Correction: 28 years of coaching. His '04 team wants the all-weather, outdoor track named for him. Should be.
My memories of running are jumbled because my collegiate experience covers the same geographic territory, more or less. Especially the early years before we moved up in divisions.
I think I started running for him when I was in 8
th grade, a year after he started. I played tennis that spring but never again. I didn't run my junior year at all.
My younger brother attended the retirement party also. I didn't know he would. He's training for his first-ever marathon this fall. The party could have almost been a family reunion. Goldstein mistook him for his older brother. Only five years separate us, but Greg may as well have run at a different school. He introduced me to a former teammate of his at our table and I barely knew the name. Much less the recent grads who organized this event. But I'm glad they did!
His family's table sat next to ours, with his twenty-something daughters. I remember them as preschoolers, potty-training. As he came around to our table, I hugged him and gave him my first name. He professed to remember me. I had Chris with me, and told him, "Doesn't he look like Jeff?" I gave him a small gift I'd picked up at a Judaica store in Manalapan. It was a last minute purchase and, I think now, something of an
amulet.
I looked for other gray-haired folks like myself and found only a couple from my time. The old man at our table was the father of a senior who attended the dinner with the expectation of receiving an award. The event ended without an award being presented to him. He told us that the runners wear GPS watches but can only run their practice on school property. On occasion, they'll drive to a local park for practice. From time to time, someone gets left behind.
If those are the constraints that Goldstein has to operate within, I don't blame him for retiring. There was such a team culture of certain running routes: Fox Road, Fisher Road, quad, triangle, Bliss Hill. I think we did Duck Pond Road once. I remember running "a train" with the boys (?) out Route 63 once. But in general we avoided the highway.
After dinner, there was a slideshow of pictures, mostly recent. As Greg said, since the advent of digital photography. The party organizers solicited pictures but I haven't any.
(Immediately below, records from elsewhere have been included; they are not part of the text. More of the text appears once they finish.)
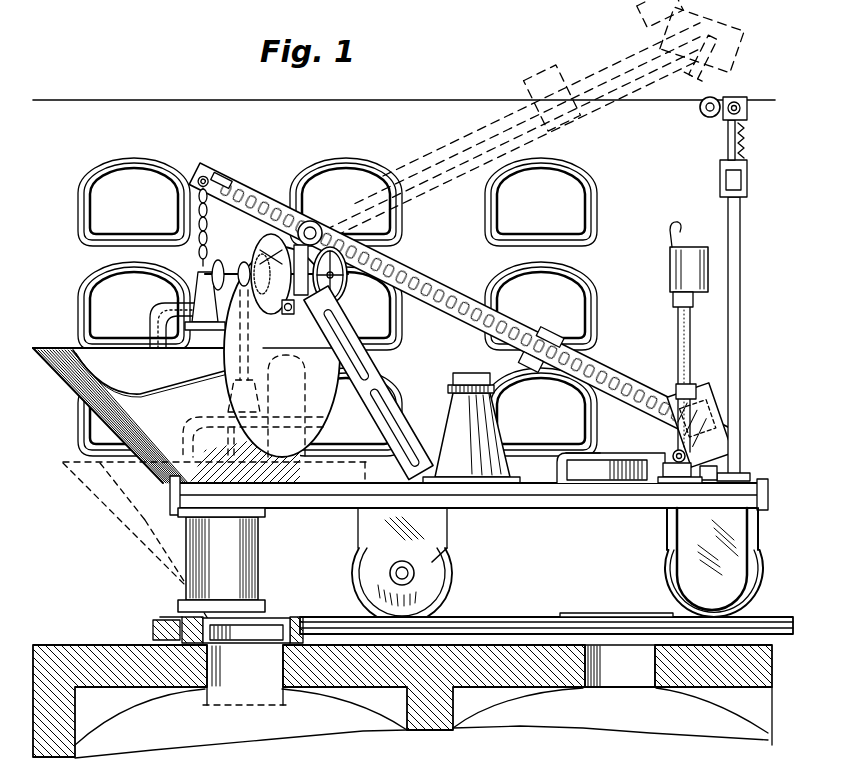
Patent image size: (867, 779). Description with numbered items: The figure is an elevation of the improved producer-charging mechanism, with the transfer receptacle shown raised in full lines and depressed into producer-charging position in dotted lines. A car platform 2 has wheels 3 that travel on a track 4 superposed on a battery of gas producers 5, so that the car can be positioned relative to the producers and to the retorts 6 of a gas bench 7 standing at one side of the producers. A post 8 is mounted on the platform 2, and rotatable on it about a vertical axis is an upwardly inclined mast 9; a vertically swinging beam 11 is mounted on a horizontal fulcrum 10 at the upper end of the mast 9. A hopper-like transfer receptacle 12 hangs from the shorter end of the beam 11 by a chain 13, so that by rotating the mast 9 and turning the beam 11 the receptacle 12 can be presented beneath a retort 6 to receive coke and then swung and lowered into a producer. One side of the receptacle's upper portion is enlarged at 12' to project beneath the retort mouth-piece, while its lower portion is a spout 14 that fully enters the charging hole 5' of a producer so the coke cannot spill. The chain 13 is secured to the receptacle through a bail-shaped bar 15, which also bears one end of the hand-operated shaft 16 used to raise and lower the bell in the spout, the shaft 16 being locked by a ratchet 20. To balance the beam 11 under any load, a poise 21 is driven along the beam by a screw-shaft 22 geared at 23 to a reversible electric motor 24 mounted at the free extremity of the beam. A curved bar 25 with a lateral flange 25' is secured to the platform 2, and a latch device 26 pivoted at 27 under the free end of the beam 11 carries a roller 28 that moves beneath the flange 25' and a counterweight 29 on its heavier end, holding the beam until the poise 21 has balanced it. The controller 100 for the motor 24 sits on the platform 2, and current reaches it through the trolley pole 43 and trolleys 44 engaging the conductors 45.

The car platform 2 is at (583, 498).
The wheels 3 is at (444, 585).
The track 4 is at (762, 621).
The gas producers 5 is at (402, 701).
The charging hole 5' is at (414, 671).
The retorts 6 is at (597, 220).
The gas bench 7 is at (533, 121).
The post 8 is at (456, 383).
The mast 9 is at (408, 372).
The fulcrum 10 is at (312, 221).
The beam 11 is at (409, 269).
The transfer receptacle 12 is at (201, 485).
The enlarged upper portion 12' is at (65, 332).
The chain 13 is at (202, 251).
The spout 14 is at (200, 562).
The bail-shaped bar 15 is at (150, 309).
The hand-operated shaft 16 is at (240, 262).
The ratchet 20 is at (291, 383).
The poise 21 is at (588, 351).
The screw-shaft 22 is at (678, 414).
The gearing 23 is at (688, 396).
The reversible electric motor 24 is at (736, 416).
The curved bar 25 is at (592, 465).
The flange 25' is at (610, 436).
The latch device 26 is at (681, 479).
The pivot 27 is at (688, 478).
The roller 28 is at (665, 480).
The counterweight 29 is at (718, 469).
The trolley pole 43 is at (744, 265).
The trolleys 44 is at (704, 114).
The conductors 45 is at (406, 83).
The controller 100 is at (676, 248).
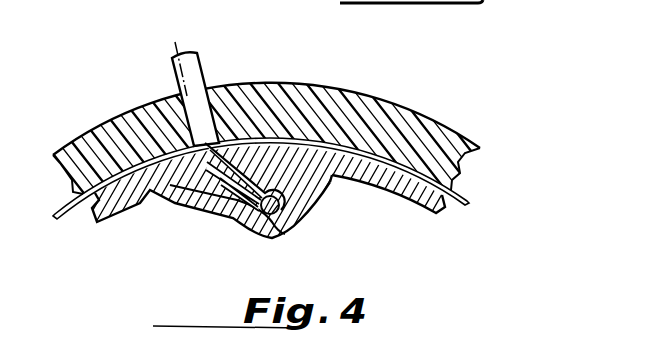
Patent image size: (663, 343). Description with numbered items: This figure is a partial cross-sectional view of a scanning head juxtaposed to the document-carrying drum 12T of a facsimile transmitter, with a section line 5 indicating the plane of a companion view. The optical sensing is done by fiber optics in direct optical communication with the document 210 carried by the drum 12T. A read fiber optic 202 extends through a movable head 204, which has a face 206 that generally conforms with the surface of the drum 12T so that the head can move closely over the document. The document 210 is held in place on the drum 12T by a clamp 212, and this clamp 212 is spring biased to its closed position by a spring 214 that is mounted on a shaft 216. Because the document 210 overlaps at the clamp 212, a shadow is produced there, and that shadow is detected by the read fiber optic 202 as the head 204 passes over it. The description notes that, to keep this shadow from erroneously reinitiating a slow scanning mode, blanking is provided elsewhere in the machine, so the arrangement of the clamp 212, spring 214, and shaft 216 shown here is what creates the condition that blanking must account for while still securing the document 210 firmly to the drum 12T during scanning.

The read fiber optic 202 is at (190, 75).
The movable head 204 is at (322, 102).
The face 206 is at (402, 182).
The document 210 is at (468, 192).
The clamp 212 is at (203, 176).
The spring 214 is at (233, 202).
The shaft 216 is at (281, 236).
The drum 12T is at (311, 182).
The section line 5- 5 is at (168, 10).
When you're at an important race, the last thing on your mind is, "What shall I show at coach's retirement party?!" Teens just don't have that perspective, at least I didn't.
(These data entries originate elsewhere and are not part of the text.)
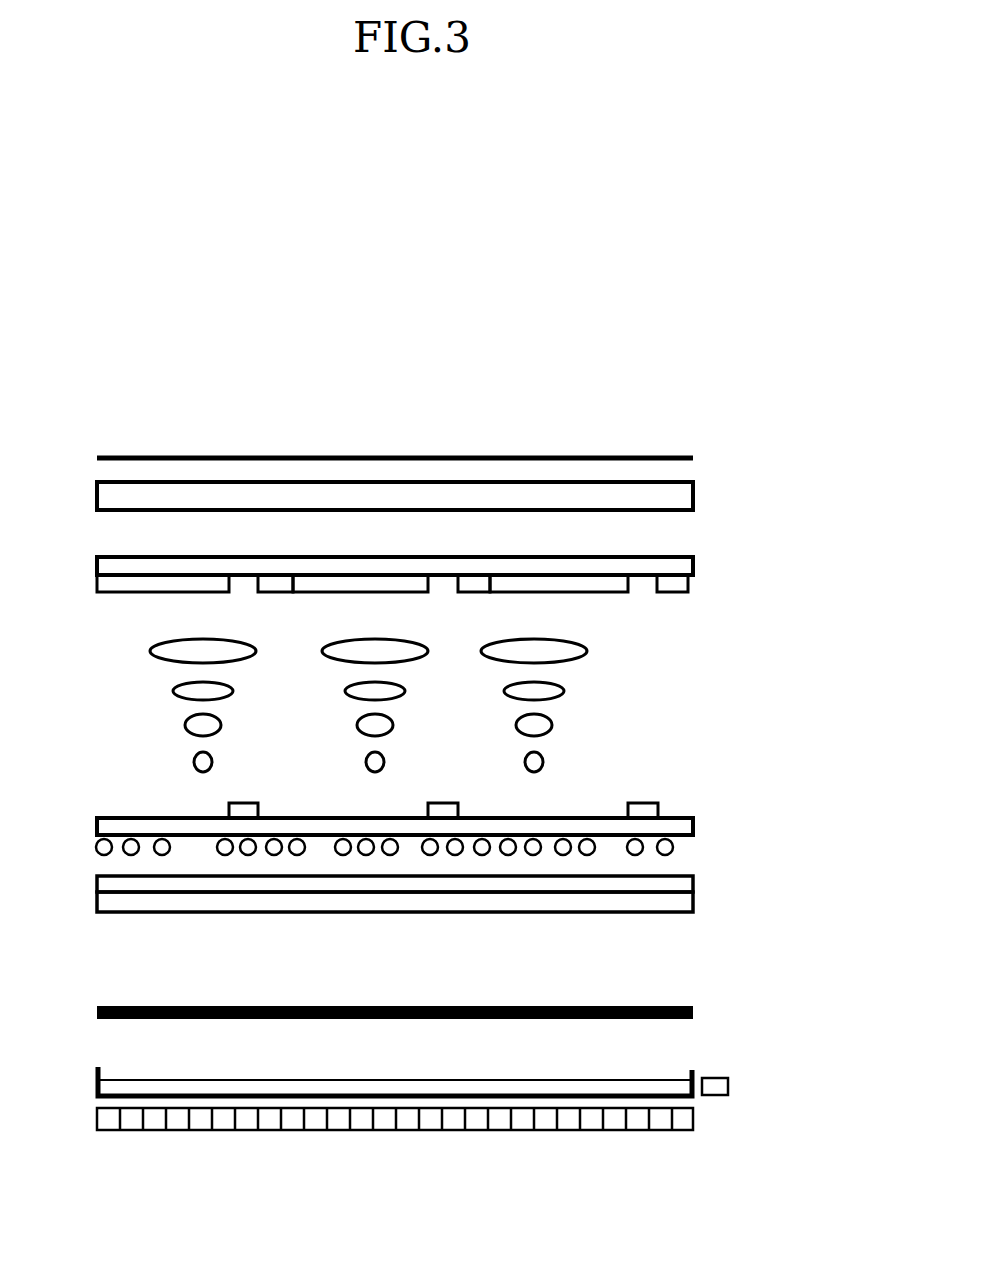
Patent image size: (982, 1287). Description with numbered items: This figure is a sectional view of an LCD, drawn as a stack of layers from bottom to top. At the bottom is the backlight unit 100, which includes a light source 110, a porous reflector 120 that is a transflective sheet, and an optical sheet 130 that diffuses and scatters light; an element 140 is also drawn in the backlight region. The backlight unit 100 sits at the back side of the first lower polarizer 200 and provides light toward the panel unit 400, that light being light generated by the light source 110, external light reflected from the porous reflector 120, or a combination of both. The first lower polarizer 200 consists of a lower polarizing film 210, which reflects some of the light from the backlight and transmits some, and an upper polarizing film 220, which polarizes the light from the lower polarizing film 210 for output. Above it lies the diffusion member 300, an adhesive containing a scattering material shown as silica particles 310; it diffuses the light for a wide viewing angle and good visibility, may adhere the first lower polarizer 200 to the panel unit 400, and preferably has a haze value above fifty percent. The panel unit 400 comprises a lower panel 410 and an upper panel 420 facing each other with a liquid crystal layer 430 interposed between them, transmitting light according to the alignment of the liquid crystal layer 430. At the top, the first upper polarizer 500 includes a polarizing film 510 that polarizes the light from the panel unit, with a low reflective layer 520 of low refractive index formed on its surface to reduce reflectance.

The backlight unit 100 is at (498, 1089).
The light source 110 is at (728, 1086).
The porous reflector 120 is at (460, 1130).
The optical sheet 130 is at (693, 1012).
The light guide plate 140 is at (288, 1088).
The first lower polarizer 200 is at (498, 895).
The lower polarizing film 210 is at (690, 903).
The upper polarizing film 220 is at (693, 886).
The diffusion member 300 is at (416, 875).
The silica particles 310 is at (100, 854).
The panel unit 400 is at (498, 693).
The lower panel 410 is at (458, 821).
The upper panel 420 is at (690, 568).
The liquid crystal layer 430 is at (643, 680).
The first upper polarizer 500 is at (498, 473).
The polarizing film 510 is at (693, 494).
The low reflective layer 520 is at (693, 458).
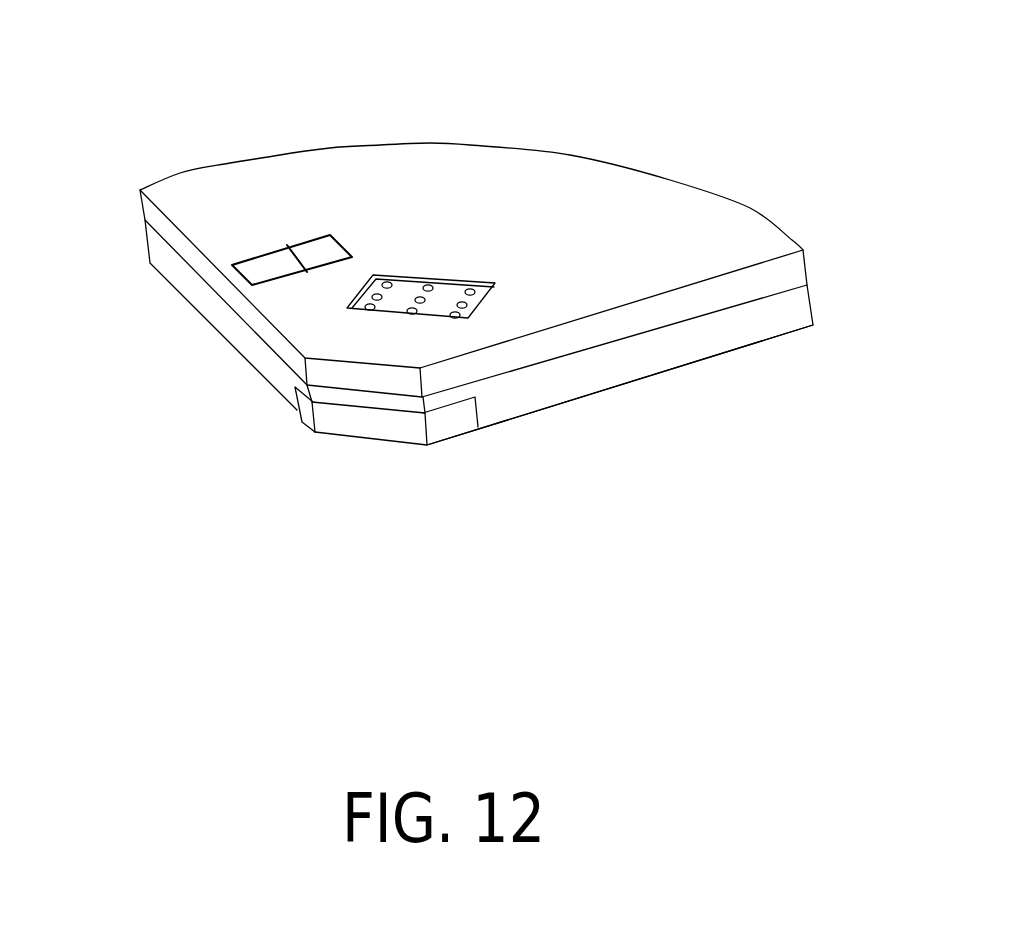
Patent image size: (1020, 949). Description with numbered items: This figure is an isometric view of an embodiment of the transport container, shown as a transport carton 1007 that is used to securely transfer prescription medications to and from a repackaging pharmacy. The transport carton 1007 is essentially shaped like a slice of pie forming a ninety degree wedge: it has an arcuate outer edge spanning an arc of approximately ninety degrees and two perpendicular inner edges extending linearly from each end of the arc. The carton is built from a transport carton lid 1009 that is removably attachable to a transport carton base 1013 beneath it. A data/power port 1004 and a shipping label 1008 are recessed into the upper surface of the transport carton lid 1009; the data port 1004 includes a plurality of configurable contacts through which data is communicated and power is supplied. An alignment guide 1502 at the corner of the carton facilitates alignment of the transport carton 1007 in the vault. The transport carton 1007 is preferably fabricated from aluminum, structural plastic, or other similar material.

The data/power port 1004 is at (450, 280).
The transport carton 1007 is at (542, 430).
The shipping label 1008 is at (250, 277).
The transport carton lid 1009 is at (623, 238).
The transport carton base 1013 is at (727, 330).
The alignment guide 1502 is at (367, 418).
There were two olde time pictures at the head of the slideshow from period yearbooks. The five of us in the room, including Goldstein, who knew the folks in the pictures had a fun time putting names to faces. Greg knew quite a few of them. Goldie said, "This is going to take a long time if you have more of these pictures," but they had only a couple.
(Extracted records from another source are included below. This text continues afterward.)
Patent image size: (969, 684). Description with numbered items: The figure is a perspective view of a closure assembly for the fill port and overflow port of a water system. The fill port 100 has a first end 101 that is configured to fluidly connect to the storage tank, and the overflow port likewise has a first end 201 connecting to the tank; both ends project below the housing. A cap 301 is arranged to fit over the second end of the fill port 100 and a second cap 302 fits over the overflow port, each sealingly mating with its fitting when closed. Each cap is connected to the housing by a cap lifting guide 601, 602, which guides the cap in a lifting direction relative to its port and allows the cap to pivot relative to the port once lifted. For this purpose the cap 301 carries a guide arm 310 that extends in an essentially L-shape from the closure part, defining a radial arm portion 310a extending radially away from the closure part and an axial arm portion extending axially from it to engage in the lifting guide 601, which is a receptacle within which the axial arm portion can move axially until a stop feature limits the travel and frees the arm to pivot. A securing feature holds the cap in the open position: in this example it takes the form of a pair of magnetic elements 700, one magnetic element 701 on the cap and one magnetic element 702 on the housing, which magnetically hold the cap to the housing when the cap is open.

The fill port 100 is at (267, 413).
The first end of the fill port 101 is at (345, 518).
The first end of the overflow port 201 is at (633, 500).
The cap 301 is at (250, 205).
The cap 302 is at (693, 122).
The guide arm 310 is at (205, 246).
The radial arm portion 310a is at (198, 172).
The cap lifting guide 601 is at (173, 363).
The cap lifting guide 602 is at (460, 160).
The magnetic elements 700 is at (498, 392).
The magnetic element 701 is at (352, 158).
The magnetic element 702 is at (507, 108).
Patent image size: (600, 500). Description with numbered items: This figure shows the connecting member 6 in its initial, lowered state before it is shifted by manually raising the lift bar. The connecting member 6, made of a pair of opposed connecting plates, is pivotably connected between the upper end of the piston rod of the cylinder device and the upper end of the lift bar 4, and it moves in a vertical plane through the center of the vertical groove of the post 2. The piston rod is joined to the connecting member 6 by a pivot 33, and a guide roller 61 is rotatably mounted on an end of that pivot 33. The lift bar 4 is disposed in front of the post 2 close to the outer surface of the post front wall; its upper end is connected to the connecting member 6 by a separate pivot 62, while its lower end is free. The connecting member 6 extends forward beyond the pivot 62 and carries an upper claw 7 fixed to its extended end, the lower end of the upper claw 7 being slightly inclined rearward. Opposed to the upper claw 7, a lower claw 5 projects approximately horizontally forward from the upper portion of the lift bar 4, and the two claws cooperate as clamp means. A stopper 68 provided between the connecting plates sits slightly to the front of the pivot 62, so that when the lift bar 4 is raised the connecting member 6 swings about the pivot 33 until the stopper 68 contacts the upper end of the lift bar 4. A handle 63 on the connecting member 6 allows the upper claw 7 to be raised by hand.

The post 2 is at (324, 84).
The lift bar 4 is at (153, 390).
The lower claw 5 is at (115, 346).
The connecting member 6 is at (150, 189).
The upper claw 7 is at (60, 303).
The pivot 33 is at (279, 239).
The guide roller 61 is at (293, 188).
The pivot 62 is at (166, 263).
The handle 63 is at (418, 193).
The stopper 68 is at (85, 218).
The coach at SUNY Geneseo spoke about how he noticed Coach's runners, that they were decent and hard-working. So he began recruiting them. The health teacher who also coaches - Greg knew him and I did not - also talked about working with Goldstein.
Much was said about Goldstein's cheering during races, his pet expressions, like,
"You gotta want it." I might have learned to cheer loud because of him. And much was said about his tendency to chew out his runners when he caught them doing something wrong. I think us girls were spared the more cruder comments. He consoled one runner who'd turned in a poor performance by telling him,
"Well, Tim, you've got no balls." My assumption during my time on his teams was that, deep down, he had a good heart and soul despite his gruffness. But, now I'm willing to consider the possibility that I was mistaken.
He told us that he had planned an all-time, cross-country reunion for Columbus Day weekend. I'd like to get the whole family up there then. And see a better turnout from my time. And, yeah, he coached track, too, but everyone knows that cross-country is better.